I appreciate any advice or anecdotes. A friend said to me this evening, how do I know this is the right place for her? The answer was that I don't, but there aren't other places, so I wanna make sure I stay mindful of the whole picture. This place is usually good for seeing all the angles. Thanks.
So anyway, once in each of the last two practices there was a girl in practice (different girl each day) who told my DD that she is too heavy. Too heavy to stretch with, and then too heavy to spot. The second time it made my DD cry, which is against gym rules. My DD told me the story tonight, mostly worried she would be in trouble when the HC finds out she cried in the gym. My DD is very thin- she has a 18.5 BMI- but she still takes it to heart when people say things like this to her. She is already self conscious in the gym. She's the oldest, tallest, least experienced, and newest in her group. She told the coach right away each time and the coach just said to the girls in question not to say stuff like that. Today, I approached the coach after practice about this situation, and she just said that my DD is taller than all the other girls. That was the sum of her explanation, which makes no sense to me. I also spoke to the HC/owner and was given a nutrition lesson, which I do not understand, and a promise to talk to the group. This is not the first time that girls have said things to my DD that prompted a group talking-to (suffice to say that she knows that in the eyes of her teammates, she really doesn't belong). My DD just sticks out like a sore thumb, and the welcome mat isn't going to be forthcoming any time soon.

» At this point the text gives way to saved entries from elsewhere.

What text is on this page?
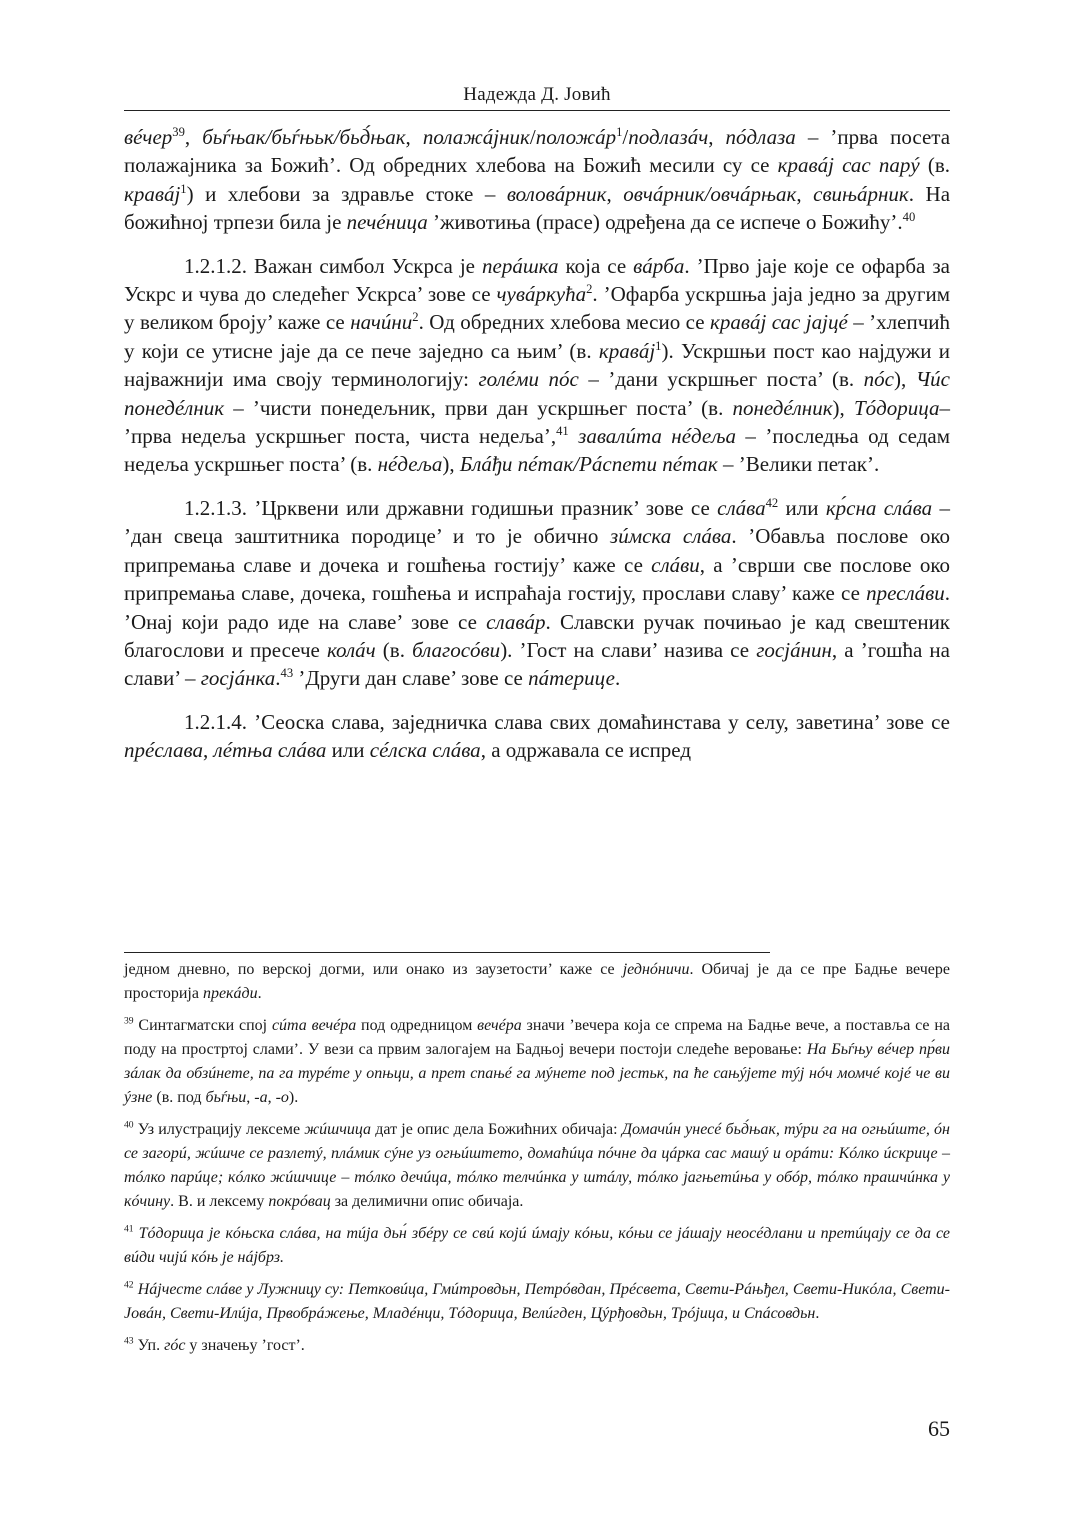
Надежда Д. Јовић

вéчер$^{39}$, бьѓњак/бьѓњьк/бьд́њак, полажáјник/положáр$^1$/подлазáч, пóдлаза – ’прва посета полажајника за Божић’. Од обредних хлебова на Божић месили су се кравáј сас парý (в. кравáј$^1$) и хлебови за здравље стоке – воловáрник, овчáрник/овчáрњак, свињáрник. На божићној трпези била је печéница ’животиња (прасе) одређена да се испече о Божићу’.$^{40}$

1.2.1.2. Важан симбол Ускрса је перáшка која се вáрба. ’Прво јаје које се офарба за Ускрс и чува до следећег Ускрса’ зове се чувáркућа$^2$. ’Офарба ускршња јаја једно за другим у великом броју’ каже се начúни$^2$. Од обредних хлебова месио се кравáј сас јајцé – ’хлепчић у који се утисне јаје да се пече заједно са њим’ (в. кравáј$^1$). Ускршњи пост као најдужи и најважнији има своју терминологију: голéми пóс – ’дани ускршњег поста’ (в. пóс), Чúс понедéлник – ’чисти понедељник, први дан ускршњег поста’ (в. понедéлник), Тóдорица– ’прва недеља ускршњег поста, чиста недеља’,$^{41}$ завалúта нéдеља – ’последња од седам недеља ускршњег поста’ (в. нéдеља), Блáђи пéтак/Рáспети пéтак – ’Велики петак’.

1.2.1.3. ’Црквени или државни годишњи празник’ зове се слáва$^{42}$ или кр́сна слáва – ’дан свеца заштитника породице’ и то је обично зúмска слáва. ’Обавља послове око припремања славе и дочека и гошћења гостију’ каже се слáви, а ’сврши све послове око припремања славе, дочека, гошћења и испраћаја гостију, прослави славу’ каже се преслáви. ’Онај који радо иде на славе’ зове се славáр. Славски ручак почињао је кад свештеник благослови и пресече колáч (в. благосóви). ’Гост на слави’ назива се госјáнин, а ’гошћа на слави’ – госјáнка.$^{43}$ ’Други дан славе’ зове се пáтерице.

1.2.1.4. ’Сеоска слава, заједничка слава свих домаћинстава у селу, заветина’ зове се прéслава, лéтња слáва или сéлска слáва, а одржавала се испред

једном дневно, по верској догми, или онако из заузетости’ каже се једнóничи. Обичај је да се пре Бадње вечере просторија прекáди.

$^{39}$ Синтагматски спој сúта вечéра под одредницом вечéра значи ’вечера која се спрема на Бадње вече, а поставља се на поду на простртој слами’. У вези са првим залогајем на Бадњој вечери постоји следеће веровање: На Бьѓњу вéчер пр́ви зáлак да обзúнете, па га турéте у опњци, а прет спањé га мýнете под јестьк, па ће сањýјете тýј нóч момчé којé че ви ýзне (в. под бьѓњи, -а, -о).

$^{40}$ Уз илустрацију лексеме жúшчица дат је опис дела Божићних обичаја: Домачúн унесé бьд́њак, тýри га на огњúште, óн се загорú, жúшче се разлетý, плáмик сýне уз огњúштето, домаћúца пóчне да цáрка сас машý и орáти: Кóлко úскрице –тóлко парúце; кóлко жúшчице – тóлко дечúца, тóлко телчúнка у штáлу, тóлко јагњетúња у обóр, тóлко прашчúнка у кóчину. В. и лексему покрóвац за делимични опис обичаја.

$^{41}$ Тóдорица је кóњска слáва, на тúја дьн́ збéру се свú којú úмају кóњи, кóњи се јáшају неосéдлани и претúцају се да се вúди чијú кóњ је нáјбрз.

$^{42}$ Нáјчесте слáве у Лужницу су: Петковúца, Гмúтровдьн, Петрóвдан, Прéсвета, Свети-Рáњђел, Свети-Никóла, Свети-Јовáн, Свети-Илúја, Првобрáжење, Младéнци, Тóдорица, Велúгден, Цýрђовдьн, Трóјица, и Спáсовдьн.

$^{43}$ Уп. гóс у значењу ’гост’.

65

So... Here is the thing. I want to make sure she isn't bullied. We move a lot. Shes always a new kid. She's gifted and doesn't fit in with her peers often enough. She's been called anorexic and a nerd and other things in the past. She's now homeschooled and people in our current base think that's weird. The gym should be a safe haven from all of that. At the same time I want to help her toughen her skin. Not all the way- I don't want her to lose the beautiful soul who she is, but enough that she isn't hurt so easily. I also want to try and work with the coaches the best I can, because I know this gym is my DDs only shot (for the time being) at JO. It's been a bumpy road to even get to this place, and I don't want ruin it. I also don't want to be the blind parent that lets a bad situation continue for (in hindsight) silly reasons. Right now, her passion, drive, and love of the sport don't seem like silly reasons.
My question is this. Where is the balance? Where, as a parent, do you get to the point that you say: I know you love gym with all your heart, but I can't allow you to be in a negative situation any longer. Even if it means no more team. Assuming either my DD is a bad fit for the gym culture, or the gym culture has pervasive problems (I'm not so arrogant as to decide which it is 100%), but this is IT in terms of gyms for her (for the next year or two), where is the line?
I appreciate any advice or anecdotes. A friend said to me this evening, how do I know this is the right place for her? The answer was that I don't, but there aren't other places, so I wanna make sure I stay mindful of the whole picture. This place is usually good for seeing all the angles. Thanks.